Let’s study unsuccessful terrorist plots
Posted Thursday, September 26 2013 at 01:00
Why do terrorist attacks frequently succeed, even though later investigations almost always show that warnings had been made but were either misunderstood or ignored? Those killed in the Westgate mall assault included children and those wounded were from two to 78 years.
More than 1,000 people were evacuated by security forces combing the mall that was littered with shattered glass and pools of blood.
After emerging on Sunday morning from a hiding place under a vehicle in the basement car park, a woman, told Reuters news agency by telephone that she had seen three of the attackers. “They were shooting from the exit ramp, shooting everywhere,” she said. “I saw people being shot all around me, some with blood pouring from bad wounds. I was just praying, ‘God, keep me alive’ and that my day hadn’t come.” Witnesses said the attackers had AK-47 rifles and wore ammunition belts. For hours after the attack, the dead were strewn around tables of unfinished meals. At one burger restaurant, a man and woman lay in a final embrace, until their bodies were removed.
For our intelligence to be more useful in preventing attacks, it must be actionable, combining precise, tactical level warning with decision makers who are receptive to it. The history of unsuccessful terrorist attacks against East Africans, plots that have been foiled—tells us that this sort of actionable intelligence is most likely to come from on-the-ground, local and domestic intelligence gathering.
We cannot know with any certainty how the Kenyan attack could have been prevented. The Kenyan security can only illuminate opportunities that were missed—it cannot tell us whether different actions and decisions would have prevented that attack.
There is one approach, however, that might help us understand how to prevent attacks: studying terrorist plots that have been unsuccessful. But studying cases of failed terrorist attacks is difficult.
Intelligence successes are less publicised than failures, and several of the most widely available public databases of terrorism incidents don’t include foiled attacks. There is good news in that none of the plots that have been disrupted recently represent al-Shabaab’s “first team.”
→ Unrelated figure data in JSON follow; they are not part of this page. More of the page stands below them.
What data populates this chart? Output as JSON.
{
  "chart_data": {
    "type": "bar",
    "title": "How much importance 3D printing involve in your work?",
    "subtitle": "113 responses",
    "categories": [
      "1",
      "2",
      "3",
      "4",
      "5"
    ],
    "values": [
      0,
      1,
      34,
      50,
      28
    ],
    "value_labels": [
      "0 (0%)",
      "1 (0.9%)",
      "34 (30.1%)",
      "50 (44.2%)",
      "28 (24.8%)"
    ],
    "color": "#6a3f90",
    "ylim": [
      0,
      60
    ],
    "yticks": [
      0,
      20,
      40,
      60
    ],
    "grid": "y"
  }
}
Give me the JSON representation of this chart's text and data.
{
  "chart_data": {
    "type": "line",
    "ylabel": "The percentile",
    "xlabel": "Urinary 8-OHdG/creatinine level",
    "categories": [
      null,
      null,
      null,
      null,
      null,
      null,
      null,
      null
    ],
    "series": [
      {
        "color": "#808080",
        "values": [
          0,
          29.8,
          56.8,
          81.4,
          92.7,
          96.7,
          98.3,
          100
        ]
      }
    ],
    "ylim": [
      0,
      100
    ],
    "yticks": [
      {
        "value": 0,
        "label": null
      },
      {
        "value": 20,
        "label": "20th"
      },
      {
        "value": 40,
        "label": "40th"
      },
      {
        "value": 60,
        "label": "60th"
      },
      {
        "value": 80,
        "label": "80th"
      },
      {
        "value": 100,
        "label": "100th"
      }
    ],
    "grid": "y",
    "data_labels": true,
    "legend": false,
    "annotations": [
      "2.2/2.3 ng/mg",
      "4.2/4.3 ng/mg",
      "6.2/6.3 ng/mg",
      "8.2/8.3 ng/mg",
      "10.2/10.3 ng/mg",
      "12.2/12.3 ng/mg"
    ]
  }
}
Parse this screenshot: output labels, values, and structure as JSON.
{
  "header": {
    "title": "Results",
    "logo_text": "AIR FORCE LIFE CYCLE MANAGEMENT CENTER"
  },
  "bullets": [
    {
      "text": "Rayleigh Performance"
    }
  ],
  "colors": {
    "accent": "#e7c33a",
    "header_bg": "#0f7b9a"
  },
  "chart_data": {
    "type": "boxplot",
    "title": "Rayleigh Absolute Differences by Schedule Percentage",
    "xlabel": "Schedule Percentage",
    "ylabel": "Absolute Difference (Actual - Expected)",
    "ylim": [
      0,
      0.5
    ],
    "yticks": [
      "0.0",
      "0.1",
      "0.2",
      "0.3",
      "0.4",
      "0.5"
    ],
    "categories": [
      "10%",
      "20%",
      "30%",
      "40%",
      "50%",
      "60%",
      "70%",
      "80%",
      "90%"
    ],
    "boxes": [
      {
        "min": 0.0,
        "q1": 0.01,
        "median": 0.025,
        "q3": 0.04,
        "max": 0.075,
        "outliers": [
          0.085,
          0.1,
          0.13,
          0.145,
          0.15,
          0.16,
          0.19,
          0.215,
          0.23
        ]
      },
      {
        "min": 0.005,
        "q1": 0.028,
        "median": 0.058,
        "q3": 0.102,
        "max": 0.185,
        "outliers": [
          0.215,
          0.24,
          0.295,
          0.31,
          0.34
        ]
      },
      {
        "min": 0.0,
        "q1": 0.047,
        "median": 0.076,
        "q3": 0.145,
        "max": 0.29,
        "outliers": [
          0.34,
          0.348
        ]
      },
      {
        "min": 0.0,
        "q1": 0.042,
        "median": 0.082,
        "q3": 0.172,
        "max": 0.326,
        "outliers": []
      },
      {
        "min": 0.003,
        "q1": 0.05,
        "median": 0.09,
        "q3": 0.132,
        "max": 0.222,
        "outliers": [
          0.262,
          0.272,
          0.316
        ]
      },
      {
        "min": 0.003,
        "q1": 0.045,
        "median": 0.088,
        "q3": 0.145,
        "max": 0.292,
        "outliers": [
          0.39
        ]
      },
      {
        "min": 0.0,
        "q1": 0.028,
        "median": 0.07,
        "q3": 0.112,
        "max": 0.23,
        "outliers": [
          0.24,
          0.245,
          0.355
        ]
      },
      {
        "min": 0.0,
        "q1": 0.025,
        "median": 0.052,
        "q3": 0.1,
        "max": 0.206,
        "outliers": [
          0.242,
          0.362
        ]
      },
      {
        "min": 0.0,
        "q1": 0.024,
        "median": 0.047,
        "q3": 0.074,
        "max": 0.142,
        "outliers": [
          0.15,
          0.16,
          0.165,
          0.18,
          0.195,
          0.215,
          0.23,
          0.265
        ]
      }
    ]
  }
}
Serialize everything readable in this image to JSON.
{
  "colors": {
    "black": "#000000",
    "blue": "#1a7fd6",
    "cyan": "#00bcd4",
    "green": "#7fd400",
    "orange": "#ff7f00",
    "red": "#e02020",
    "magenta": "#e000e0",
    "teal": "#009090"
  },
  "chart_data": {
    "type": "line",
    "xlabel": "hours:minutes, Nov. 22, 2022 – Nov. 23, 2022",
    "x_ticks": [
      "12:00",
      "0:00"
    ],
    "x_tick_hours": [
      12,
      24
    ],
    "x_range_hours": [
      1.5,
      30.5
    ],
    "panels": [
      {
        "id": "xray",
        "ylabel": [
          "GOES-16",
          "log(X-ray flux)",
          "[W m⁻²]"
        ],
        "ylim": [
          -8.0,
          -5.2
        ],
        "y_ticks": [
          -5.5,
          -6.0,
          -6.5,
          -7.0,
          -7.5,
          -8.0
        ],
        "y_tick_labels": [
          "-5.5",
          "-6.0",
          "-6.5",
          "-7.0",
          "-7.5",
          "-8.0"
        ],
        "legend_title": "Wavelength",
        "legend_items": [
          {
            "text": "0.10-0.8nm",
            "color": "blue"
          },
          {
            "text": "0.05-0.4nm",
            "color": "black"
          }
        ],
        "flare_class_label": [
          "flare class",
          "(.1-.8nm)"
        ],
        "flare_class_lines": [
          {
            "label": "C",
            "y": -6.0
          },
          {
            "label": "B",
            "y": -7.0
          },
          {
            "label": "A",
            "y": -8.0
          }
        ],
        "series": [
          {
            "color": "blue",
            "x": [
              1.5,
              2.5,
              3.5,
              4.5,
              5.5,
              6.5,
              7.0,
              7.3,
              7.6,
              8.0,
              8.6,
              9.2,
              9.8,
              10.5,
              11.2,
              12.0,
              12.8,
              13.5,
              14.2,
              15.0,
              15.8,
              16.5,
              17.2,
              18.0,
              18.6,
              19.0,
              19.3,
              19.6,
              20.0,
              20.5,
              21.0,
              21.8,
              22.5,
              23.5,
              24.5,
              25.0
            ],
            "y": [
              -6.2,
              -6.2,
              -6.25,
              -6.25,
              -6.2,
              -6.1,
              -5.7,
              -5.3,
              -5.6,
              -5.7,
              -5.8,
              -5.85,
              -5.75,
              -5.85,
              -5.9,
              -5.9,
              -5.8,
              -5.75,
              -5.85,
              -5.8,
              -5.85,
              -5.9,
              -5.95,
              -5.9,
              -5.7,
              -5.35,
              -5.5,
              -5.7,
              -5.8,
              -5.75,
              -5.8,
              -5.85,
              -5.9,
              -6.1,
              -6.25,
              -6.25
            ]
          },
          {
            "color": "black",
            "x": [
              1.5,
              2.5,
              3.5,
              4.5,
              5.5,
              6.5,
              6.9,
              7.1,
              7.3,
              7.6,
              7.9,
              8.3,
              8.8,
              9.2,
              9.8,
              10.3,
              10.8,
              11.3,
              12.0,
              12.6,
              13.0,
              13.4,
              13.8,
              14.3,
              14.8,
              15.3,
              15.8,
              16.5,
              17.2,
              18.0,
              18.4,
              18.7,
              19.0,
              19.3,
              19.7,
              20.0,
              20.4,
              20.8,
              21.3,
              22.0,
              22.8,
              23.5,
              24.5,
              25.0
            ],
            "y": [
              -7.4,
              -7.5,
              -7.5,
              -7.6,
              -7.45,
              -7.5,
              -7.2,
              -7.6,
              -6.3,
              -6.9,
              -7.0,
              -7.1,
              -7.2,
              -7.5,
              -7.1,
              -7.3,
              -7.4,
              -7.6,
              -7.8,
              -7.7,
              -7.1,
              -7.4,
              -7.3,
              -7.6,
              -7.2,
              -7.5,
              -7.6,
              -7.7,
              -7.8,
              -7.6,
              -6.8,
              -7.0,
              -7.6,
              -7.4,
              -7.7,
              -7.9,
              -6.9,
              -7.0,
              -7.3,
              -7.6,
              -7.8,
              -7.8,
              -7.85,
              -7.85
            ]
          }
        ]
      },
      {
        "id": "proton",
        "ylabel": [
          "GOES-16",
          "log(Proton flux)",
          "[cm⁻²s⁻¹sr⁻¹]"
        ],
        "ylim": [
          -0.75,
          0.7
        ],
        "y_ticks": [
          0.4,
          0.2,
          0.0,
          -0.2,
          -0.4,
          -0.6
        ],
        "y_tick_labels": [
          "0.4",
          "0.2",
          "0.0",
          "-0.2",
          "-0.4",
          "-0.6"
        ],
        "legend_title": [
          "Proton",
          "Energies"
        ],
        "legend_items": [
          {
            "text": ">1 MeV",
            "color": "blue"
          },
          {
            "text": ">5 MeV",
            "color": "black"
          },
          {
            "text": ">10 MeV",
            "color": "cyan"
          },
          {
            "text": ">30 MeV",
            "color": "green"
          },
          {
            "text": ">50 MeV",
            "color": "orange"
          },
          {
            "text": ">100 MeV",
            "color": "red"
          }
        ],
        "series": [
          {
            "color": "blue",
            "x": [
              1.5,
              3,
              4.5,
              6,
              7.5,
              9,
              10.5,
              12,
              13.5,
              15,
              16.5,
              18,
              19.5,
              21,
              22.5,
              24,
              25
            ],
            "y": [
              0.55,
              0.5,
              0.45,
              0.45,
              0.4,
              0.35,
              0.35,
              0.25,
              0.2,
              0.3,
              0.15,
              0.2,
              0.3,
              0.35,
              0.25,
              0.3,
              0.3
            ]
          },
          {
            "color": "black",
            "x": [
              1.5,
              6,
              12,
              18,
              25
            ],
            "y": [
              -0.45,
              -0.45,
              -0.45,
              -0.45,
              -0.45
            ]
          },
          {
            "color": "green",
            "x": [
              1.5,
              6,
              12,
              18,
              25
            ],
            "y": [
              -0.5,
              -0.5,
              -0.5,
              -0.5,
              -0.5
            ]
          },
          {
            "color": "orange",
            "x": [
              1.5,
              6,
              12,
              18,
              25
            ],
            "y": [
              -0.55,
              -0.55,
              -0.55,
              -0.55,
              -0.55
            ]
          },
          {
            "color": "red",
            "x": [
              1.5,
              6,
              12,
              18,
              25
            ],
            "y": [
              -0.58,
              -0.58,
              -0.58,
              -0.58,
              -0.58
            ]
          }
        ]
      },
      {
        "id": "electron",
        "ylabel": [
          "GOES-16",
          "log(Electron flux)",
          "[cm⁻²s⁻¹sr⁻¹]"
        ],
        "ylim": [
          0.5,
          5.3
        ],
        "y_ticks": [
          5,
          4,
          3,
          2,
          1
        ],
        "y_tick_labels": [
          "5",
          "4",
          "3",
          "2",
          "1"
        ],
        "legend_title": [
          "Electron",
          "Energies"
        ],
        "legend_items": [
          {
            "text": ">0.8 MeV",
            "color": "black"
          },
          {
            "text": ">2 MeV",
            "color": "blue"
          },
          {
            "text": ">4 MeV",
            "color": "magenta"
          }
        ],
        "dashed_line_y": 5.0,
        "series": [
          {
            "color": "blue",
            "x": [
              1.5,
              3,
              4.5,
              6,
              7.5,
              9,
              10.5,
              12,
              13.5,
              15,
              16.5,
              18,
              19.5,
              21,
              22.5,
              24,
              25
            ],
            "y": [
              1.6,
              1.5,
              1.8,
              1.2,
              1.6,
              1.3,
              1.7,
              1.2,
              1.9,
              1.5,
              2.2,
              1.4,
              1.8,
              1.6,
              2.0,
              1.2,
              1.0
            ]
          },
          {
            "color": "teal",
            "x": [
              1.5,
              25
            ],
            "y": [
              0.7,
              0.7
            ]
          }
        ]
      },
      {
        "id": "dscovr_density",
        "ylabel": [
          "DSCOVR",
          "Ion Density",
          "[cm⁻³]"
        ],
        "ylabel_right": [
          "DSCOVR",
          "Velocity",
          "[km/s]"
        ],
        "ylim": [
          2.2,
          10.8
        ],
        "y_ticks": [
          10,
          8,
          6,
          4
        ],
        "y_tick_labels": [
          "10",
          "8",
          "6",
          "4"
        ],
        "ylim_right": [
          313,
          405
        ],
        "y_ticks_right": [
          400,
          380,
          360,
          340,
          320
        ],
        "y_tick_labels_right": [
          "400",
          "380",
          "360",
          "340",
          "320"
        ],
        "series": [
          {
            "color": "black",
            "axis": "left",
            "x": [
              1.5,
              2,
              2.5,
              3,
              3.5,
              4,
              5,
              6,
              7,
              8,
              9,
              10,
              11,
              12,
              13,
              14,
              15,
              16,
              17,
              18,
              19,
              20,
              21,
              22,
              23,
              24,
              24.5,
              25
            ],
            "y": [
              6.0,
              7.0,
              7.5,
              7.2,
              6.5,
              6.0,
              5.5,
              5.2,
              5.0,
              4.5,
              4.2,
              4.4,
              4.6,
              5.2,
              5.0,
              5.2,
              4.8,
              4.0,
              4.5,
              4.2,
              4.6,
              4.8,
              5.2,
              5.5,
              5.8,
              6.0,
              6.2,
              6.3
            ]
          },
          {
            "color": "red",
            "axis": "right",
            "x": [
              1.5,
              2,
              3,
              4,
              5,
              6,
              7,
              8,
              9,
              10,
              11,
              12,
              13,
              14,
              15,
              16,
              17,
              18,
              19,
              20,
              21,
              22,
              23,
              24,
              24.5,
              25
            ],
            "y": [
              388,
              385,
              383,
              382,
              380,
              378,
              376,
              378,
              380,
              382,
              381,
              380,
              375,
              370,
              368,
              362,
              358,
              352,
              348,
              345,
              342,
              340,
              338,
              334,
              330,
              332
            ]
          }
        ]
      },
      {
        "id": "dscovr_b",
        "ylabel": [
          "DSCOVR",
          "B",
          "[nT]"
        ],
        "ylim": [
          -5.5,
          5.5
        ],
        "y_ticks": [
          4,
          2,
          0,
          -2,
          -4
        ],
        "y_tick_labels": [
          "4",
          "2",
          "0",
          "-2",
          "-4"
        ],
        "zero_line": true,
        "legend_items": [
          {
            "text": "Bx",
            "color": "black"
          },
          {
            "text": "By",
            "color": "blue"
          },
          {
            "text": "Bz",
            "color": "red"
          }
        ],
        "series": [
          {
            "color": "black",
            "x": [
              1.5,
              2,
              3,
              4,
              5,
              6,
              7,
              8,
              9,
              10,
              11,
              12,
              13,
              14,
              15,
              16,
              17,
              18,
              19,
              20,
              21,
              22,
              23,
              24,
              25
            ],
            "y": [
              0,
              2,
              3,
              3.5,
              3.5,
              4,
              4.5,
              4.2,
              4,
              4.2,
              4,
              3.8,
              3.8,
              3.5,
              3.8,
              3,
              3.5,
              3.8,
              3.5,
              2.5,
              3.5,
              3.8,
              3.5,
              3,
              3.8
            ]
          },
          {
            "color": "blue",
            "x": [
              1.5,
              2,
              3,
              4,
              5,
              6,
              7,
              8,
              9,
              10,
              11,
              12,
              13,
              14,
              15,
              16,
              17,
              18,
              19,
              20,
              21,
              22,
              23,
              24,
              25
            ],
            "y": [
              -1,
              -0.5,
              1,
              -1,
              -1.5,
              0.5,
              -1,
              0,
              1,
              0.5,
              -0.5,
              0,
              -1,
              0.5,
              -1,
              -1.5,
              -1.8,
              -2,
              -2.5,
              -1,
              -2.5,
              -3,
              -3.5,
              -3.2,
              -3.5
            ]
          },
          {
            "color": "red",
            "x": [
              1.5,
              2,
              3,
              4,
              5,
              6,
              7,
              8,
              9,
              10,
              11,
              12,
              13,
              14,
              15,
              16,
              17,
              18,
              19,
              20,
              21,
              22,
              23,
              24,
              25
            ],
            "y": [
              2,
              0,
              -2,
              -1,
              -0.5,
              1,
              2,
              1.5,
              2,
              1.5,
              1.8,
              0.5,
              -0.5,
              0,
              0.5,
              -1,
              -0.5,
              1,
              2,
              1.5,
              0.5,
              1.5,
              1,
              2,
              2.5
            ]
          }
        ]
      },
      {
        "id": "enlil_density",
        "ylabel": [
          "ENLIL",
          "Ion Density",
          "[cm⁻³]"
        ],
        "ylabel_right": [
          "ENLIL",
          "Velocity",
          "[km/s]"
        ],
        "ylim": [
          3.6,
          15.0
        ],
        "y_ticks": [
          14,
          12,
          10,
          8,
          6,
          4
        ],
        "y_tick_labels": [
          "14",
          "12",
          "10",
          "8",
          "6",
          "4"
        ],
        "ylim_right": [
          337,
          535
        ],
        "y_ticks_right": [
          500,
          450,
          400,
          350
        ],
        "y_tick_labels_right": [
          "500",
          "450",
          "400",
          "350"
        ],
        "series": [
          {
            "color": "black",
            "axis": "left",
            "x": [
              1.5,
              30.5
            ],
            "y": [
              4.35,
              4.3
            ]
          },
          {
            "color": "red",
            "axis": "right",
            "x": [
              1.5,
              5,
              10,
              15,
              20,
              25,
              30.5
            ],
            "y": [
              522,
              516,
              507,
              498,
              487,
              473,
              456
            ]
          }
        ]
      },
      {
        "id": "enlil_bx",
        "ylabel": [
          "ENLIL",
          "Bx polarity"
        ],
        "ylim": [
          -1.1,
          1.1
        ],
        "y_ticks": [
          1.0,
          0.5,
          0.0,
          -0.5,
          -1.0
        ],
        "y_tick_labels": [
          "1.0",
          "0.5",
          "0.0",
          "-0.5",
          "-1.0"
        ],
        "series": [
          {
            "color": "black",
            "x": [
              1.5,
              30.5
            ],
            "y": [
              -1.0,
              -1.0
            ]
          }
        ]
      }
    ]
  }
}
These terrorists are mostly home-grown, and appear unlikely to have been able to carry out the sort of mass destruction that experts believe al-Shabaab still hopes to inflict upon Kenya. But we should remember that even amateur terrorists can cause great damage and suffering.
The threat of terrorism within the region remains high, and additional terrorist cells and plots are probably active today. East Africans and the world at large should be careful about becoming too complacent, and should be skeptical about the misconception that the key to preventing future attacks is reorganisation and reform of the intelligence and national security organisations.
The history of unsuccessful terrorist attacks suggests that the intelligence needed to prevent the next terrorist attack is not known, waiting to be understood once we join hands together.